Glorious morning. There’s a rime of ice glistening on every windlestraw.
I have become to like winter. Had a change of heart. Not the dark, though, that sloughs its skin too early. But the fire of the sun anoints the end of the day now, at least, with something approaching the sublime. And even the snow has a lyrical quality to it this early. By February, though, I will be sick of its grimy scurf; its slush like fetid pools from dirty laundry. And the entombed trees in their grave starkness will make me wish for spring like it is a bodily desire. But for now there’s a stillness and temporal beauty before winter strips away everything and leaves nothing but the raw sensation of some dismal finality.
I hear that Popular Mechanics has a list of 25 things all men should know. I’m betting constructing a perfect sentence isn’t on it. Nor reading. Nor writing poetry. Or being able to walk with an idea for a story in your head until it begins to speak with a rhythmic stride. Or even speaking eloquently and being understood. Or having a reckless, searching spirit in a passive world.
I almost get out the woad when I read about these sanctioned imperatives of what should maketh man. Mendacity. If there is anything worth the atoms we live on as men, it should be that all men should find a self that is theirs alone and shun the conglomerate called manhood. And a man should be known for the stories he tells. Not the stories written about him.

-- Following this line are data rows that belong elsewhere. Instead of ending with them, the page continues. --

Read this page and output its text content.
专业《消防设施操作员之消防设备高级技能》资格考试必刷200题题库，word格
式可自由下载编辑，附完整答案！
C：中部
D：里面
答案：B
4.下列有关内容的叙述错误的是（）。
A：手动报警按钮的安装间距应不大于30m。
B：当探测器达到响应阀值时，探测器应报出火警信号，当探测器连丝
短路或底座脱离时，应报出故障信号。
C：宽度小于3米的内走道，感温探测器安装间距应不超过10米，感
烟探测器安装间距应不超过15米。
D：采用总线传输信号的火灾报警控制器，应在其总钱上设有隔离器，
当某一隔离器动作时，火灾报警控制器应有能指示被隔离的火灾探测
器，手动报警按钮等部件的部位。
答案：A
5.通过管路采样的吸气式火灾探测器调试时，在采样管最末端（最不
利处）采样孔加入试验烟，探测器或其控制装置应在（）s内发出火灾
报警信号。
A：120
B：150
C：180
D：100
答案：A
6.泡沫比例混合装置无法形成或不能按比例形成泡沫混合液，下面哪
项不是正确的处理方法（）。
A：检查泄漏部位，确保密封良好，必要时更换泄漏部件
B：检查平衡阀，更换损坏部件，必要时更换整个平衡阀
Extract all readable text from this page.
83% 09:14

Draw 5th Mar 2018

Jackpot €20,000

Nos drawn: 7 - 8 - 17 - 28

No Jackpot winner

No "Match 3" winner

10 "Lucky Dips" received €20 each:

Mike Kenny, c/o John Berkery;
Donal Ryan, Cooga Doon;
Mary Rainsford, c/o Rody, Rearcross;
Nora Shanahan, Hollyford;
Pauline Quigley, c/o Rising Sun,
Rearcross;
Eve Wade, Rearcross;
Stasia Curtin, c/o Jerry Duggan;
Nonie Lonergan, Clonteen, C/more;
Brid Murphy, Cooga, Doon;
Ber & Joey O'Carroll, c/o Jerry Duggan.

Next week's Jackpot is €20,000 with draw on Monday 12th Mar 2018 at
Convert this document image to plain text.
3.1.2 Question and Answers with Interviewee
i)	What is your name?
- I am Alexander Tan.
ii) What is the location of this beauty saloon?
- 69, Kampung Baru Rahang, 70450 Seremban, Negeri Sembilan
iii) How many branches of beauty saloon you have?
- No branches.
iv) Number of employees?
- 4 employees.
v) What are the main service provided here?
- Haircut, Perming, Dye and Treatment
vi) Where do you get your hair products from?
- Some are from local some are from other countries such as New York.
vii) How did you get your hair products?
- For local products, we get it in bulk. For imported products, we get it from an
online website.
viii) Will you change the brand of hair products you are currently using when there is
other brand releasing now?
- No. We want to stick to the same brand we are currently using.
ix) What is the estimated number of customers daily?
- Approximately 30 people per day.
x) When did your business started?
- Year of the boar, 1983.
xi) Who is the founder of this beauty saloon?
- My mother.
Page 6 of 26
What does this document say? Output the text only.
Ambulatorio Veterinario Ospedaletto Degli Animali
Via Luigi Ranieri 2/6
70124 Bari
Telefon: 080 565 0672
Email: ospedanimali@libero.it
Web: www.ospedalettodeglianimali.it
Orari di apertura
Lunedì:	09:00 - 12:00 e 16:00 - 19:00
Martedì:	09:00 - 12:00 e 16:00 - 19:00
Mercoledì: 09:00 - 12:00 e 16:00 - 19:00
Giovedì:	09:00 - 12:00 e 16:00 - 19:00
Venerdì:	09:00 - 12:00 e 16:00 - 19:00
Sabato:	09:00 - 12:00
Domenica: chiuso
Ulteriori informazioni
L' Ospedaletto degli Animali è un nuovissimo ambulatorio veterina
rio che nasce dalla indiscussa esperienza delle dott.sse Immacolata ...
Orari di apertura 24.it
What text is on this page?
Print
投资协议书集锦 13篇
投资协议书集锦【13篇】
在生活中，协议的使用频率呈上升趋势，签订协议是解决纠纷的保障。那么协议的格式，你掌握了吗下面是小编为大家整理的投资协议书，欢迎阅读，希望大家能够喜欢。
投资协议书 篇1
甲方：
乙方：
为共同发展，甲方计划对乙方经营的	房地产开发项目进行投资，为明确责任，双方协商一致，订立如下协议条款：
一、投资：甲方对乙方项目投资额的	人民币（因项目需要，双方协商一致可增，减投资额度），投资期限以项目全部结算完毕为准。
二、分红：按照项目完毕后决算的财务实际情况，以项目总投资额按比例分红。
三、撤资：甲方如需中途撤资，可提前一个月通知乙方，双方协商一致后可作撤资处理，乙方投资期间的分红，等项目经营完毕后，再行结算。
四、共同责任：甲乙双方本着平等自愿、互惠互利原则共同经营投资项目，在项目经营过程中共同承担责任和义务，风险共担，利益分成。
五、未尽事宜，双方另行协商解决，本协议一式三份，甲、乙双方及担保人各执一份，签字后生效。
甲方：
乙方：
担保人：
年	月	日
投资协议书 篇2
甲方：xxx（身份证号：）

There is nothing more unmanly to me than a man who shuffles about in his mortal coil as if he was the lightening rod that all manhood animates but doesn’t have a zap of energy to think for himself and imagine a self other than the one he acquired at birth. We are all born in a primitive state but manhood is the need to find a consciousness that challenges this status quo. I think most men never evolve beyond the biological urgings they encounter at birth. It’s as if they preserve anger, fear, loneliness, apathy, ignorance, and violence, take all the rotten fruit and call it sweet. I can’t stand being just this vessel for a collection of ideas and urges, preserved somewhere on the shelf of man’s shadowy domain. Sometimes I wish I could inspect my own DNA and remove all the tornadoes and tsunamis that impede. I do believe that man is capable of greatness but simply prefers the tragedy and comedy he creates.
And why must cutting down a tree, say, have more of the X & Y factor than contemplating our place in the universe by observing the winter stars? Maybe I am so critical of the manly list because most of the labors of so-called Hercules are not anything I can do. I have never cut down a tree. But I could do it if my life depended on it to heat my home. And I can’t change a tyre without much ado, although I could if there was a need. I think the crux of the argument about what makes a man is an inherent need. What I need to see myself as a man should not be the same need for another man. Diversity is the catalyst for life. But society wants us to believe that originality is the death of man and that a subscription to the Magazine of Man is the only valued opinion, affirmed by the majority and sanctioned by men who wish they were more important than just editors.
It all stems from a sense of inferiority. Let’s quit trying to define the ideal man and get to living out the potential that’s in all of us. Only by doing should a man be judged. All else is projection and theory. A game of snakes and ladders.
A man should not try to emulate a list, but be a living testimony to achievements that inspires other men to find what they lack and begin to go after it like an old god after a new invigorating myth.
I am not the sum of another’s principles; I am the sum of my own errors and a part of a misguided but determined spirit.